Sequences are for when you've rendered a shot or perhaps a wedge of parameters to a shader and now you would like to see them all played as a sequence. The Sequence toobar has the controls for starting and stopping playback and the frame range controls. "it" will either play the whole catelog or you can open a set of images on disks as one element (called a "sequence"). There is also a "scrub" mouse tool which when activated lets you move through a sequence by dragging with the left mouse button in a horizontal direction.

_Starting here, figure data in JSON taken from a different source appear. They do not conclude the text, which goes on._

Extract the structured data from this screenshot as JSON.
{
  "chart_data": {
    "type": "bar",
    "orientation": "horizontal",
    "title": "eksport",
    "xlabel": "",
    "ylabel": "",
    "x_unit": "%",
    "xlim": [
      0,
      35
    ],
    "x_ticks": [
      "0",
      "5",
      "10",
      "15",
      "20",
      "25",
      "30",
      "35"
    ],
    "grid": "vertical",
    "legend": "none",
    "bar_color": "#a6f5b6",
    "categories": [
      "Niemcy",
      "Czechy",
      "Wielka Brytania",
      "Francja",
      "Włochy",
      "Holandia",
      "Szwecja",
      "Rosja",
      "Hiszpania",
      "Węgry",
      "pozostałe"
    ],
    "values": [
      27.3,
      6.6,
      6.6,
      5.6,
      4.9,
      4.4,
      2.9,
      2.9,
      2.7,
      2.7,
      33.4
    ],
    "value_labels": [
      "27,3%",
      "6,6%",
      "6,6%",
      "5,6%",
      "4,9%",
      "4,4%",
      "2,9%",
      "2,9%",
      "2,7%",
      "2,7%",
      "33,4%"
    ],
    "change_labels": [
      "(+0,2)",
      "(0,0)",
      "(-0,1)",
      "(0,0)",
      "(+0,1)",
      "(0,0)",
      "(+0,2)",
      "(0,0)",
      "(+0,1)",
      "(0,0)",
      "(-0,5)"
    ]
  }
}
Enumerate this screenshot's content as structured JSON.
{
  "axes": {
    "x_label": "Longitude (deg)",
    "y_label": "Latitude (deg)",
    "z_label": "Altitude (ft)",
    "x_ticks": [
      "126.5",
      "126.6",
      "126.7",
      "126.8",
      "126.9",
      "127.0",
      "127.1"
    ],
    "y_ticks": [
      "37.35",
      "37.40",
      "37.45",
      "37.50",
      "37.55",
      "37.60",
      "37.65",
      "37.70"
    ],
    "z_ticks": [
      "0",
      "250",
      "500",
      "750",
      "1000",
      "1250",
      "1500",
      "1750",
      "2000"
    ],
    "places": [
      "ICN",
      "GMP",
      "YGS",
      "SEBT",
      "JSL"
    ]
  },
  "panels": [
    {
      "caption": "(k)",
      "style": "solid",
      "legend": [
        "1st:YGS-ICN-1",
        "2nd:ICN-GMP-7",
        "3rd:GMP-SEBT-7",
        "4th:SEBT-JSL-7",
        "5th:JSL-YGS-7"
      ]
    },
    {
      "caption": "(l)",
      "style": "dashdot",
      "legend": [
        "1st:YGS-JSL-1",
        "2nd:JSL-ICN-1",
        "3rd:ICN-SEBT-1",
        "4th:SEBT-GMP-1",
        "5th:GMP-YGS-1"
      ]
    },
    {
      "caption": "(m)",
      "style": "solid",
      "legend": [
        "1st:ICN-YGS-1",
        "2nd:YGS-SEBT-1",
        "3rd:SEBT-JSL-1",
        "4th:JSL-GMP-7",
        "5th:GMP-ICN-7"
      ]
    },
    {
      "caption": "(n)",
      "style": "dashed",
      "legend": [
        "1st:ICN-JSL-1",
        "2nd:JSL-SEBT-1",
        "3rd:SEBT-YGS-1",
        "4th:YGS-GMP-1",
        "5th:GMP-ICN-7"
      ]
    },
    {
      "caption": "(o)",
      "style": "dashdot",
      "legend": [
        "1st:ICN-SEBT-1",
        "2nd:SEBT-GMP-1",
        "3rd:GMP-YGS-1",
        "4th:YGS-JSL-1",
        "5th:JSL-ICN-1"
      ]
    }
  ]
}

An image sequence can be created by opening multiple files on disk in a directory, use File->Open Sequence instead of File->Open Image. "it" will discern which files belong to the sequence; and the frame range will appear in the Sequence toolbar.

Sequences are low tech in that they don't provide a way to save or load movies, and the entire "movie" is held in RAM. "it" places a cap on the number of images it will hold in RAM so for smooth playback you will need to set that cap (Image Cache Size) to at least the number of frames in your sequence.

Color chart generator

The photo and film industry has been using color rendition charts for decades ensure high quality results. You can learn more by reading one of many articles on the topic.

It offers a standard color chart generator (using published sRGB values) that can be used in your look-dev renders as an stable color reference.

  • The color chart is generated at 1024x768
  • The image should be saved as a 8-bits image (tiff, png) with Burn Mapping enabled.
  • Reference it in PxrTexture and enable Linearize.

Analysis Tools


Diff

This command will compute the difference between 2 images from the catalog. Typically, you might want to generate a heat map from the diff image (see below).

Find Variance

This command computes the variance of an image compared to a reference image.

Heat Map

Often, it is useful to create a heat-map from a data image to visualise its content. This function offers a few controls to generate heat maps from single-channel images or the luminance of a color image. You can select more than one image to process at once.

 

Palette

There are 3 different palettes you can choose from: Classic, Fire and Hue

Custom Display Range

When this is un-checked, the heat map is displayed using the pixels' min-max values, otherwise it uses fixed values of your choice. It is useful to use a fixed range when comparing different images, like the sampleCount AOV for different renders.

  • Normalization Min Value: the lowest value visualised.
  • Normalization Max Value: the highest value visualised.

Text

You can add some text at the bottom of the image with the minimum, maximum and average values, plus a couple of optional fields:

  • Font: choose a font you like
  • Font size: adjust the font size, bearing in mind that everything must fit on a single line.
  • Display Range: display the custom display range values.
  • Notes: display any notes the source image might hold.

Isolate Values

This simple command replaces with black any values that don't pass your test. You can compare the pixel value or luminance to a fixed value, using <, <=, ==, >= and >.

This is useful to find specific values in an image.

Dump Metadata to message log

Retrieve an image's metadata and display it in the message log window. Note that only loaded images have metadata.